Cenâb-ı Hakk'ın mânevî ihsanlarını, rahmet ve mağfiretini bol bol ikrâm etmesi sebebiyle bu geceye "Regaib" denmiştir. Rağbet bulmuş pek mübarek pek kıymetli bir gecedir. Bu geceye "Regaib gecesi" ismini melekler vermişlerdir. Hakk'ın değer verdiğine değer vermekle kişi değer bulur. Sen ona değer ver ki Mevlâ seni değerlendirsin!
Bu değerli gecede teheccüd namazı, tesbih namazı, nafile namaz kılmalı; zikirle-fikirle, istiğfarla, salât-ü selâm'la, Kur'an-ı kerim okumakla meşgul olunmalıdır.
MİRAÇ GECESİ
Miraç mucizesi Hicret'ten bir buçuk sene kadar evvel, Receb-i şerif'in 27. gecesinde Mekke-i Mükerreme'de vukua gelmiştir.
Seyyid-i Kâinat Sebeb-i Mevcûdat -sallallahu aleyhi ve sellem- Efendimiz Harem-i şerif'te Kâbe'nin Hatîm kısmında yatarken Cebrâil Aleyhisselâm geldi ve göğsünü yardı. Kalbini zemzem suyu ile yıkadıktan sonra içine iman ve hikmet doldurdu.
Bu hâdise Kur'an-ı kerim'de şöyle anlatılmaktadır:
"Kulu Muhammed'i gecenin bir anında Mescid-i Haram'dan alıp civarını mübârek kıldığımız Mescid-i Aksâ'ya götüren Allah her türlü noksan sıfatlardan münezzehtir. Ona âyetlerimizden nicelerini gösterelim diye böyle yaptık. O, işiten ve görendir." (İsrâ: 1)
Habib-i Ekrem -sallallahu aleyhi ve sellem- Efendimiz bu mübarek yolculuğu bizzat kendileri naklediyorlar.
Cebrâil Aleyhisselâm yedinci kat semâdan Hazret-i Allah'ın biricik Habib'ini alıp öyle yükseklere çıkardı ki, Sebeb-i Mevcûdat -sallallahu aleyhi ve sellem- Efendimiz mukadderâtı yazan kalemlerin cızırtılarını duyuyordu.

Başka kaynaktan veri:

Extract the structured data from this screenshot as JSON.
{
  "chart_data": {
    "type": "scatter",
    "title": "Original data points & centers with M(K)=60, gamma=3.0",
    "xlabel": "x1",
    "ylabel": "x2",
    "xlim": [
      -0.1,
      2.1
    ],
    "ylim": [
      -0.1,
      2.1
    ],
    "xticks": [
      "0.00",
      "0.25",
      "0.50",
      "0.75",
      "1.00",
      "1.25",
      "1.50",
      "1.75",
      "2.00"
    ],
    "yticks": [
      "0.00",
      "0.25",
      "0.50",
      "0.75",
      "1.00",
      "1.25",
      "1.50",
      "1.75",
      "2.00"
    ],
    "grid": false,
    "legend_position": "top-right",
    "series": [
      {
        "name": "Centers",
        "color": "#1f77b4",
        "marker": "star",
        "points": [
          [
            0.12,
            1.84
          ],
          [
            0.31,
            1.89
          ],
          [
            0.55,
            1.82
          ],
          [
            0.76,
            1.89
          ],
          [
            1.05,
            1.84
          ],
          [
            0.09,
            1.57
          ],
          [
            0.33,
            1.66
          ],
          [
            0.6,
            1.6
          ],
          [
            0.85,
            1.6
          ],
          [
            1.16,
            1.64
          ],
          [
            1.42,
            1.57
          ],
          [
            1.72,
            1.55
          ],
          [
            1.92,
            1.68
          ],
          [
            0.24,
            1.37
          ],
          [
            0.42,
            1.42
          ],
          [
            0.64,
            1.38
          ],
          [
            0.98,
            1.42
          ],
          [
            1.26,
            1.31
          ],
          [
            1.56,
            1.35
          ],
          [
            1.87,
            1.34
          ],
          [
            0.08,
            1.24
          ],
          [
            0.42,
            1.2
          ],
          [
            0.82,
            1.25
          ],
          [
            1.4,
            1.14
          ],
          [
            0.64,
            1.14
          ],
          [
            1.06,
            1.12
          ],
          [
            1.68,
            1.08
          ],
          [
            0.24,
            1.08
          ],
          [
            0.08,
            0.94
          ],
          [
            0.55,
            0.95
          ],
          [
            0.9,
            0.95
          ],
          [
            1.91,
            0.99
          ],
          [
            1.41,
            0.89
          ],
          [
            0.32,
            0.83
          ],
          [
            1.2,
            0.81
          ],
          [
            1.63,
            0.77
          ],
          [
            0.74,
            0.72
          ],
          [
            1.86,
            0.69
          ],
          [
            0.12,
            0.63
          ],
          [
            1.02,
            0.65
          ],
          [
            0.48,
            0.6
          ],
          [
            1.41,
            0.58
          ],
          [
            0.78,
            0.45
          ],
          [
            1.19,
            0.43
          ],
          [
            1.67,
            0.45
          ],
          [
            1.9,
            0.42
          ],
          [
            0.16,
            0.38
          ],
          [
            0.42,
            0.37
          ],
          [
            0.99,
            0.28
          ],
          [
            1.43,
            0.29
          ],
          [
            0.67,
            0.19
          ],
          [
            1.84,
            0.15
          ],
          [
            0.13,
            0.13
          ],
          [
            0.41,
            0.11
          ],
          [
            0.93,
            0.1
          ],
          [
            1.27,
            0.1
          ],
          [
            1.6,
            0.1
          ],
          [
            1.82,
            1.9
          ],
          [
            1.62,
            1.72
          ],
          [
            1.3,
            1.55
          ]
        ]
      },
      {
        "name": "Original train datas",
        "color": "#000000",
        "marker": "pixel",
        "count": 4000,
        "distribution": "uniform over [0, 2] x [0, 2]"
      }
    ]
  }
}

Sidre-i Müntehâ'dan cennete götürüldü, inciden yapılmış köşkleri temâşa etti. O gece cehennemi, kürsiyi, Arş-ı Rahmân'ı da gördü.
Buradan öteye Kaabe kavseyn makamına yolculuk Refref ile oldu. Cenâb-ı Resulullah -sallallahu aleyhi ve sellem- Efendimiz oradan ayrılacağı sırada Cebrâil Aleyhisselâm'a kendisi ile beraber gelmesini rica etmişti. O da "Burası Sidre-i Müntehâ'dır, şâyet ben buradan bir parmak ucu kadar ileri geçersem yanarım." buyurdu ve orada durakladı.
Resul-i Ekrem -sallallahu aleyhi ve sellem- Efendimiz Rabb'ine o kadar yaklaştı ki, aradaki bütün perdeler kalktı ve huzur-u ilâhi'ye kabul buyruldu. Cenâb-ı Hakk'ın Cemâl-i bâkemâli ile müşerref oldu.
Âyet-i kerime'lerde:
"Kuluna iki yay kadar, yahut daha da yakın oldu ve vahy ettiği neyse onu vahyetti. Gördüklerini kalbi yalanlamadı." buyruluyor. (Necm: 9-10-11)
Böylece Seyyid-i Kâinat -sallallahu aleyhi ve sellem- Efendimiz, Hâlik-i Azîmüşan'ın emir ve nehiylerini vasıtasız olarak aldı. Nice nice sırlara, ilâhi tecelli ve iltifatlara mazhar oldu.
Namazın elli vakit olarak farzedilmesi üzerine, ümmetinin buna takat getiremeyeceğini düşünerek Cenâb-ı Hakk'tan azaltılmasını istirham etti. Beş vakte ininceye kadar naz ve niyazda bulundu.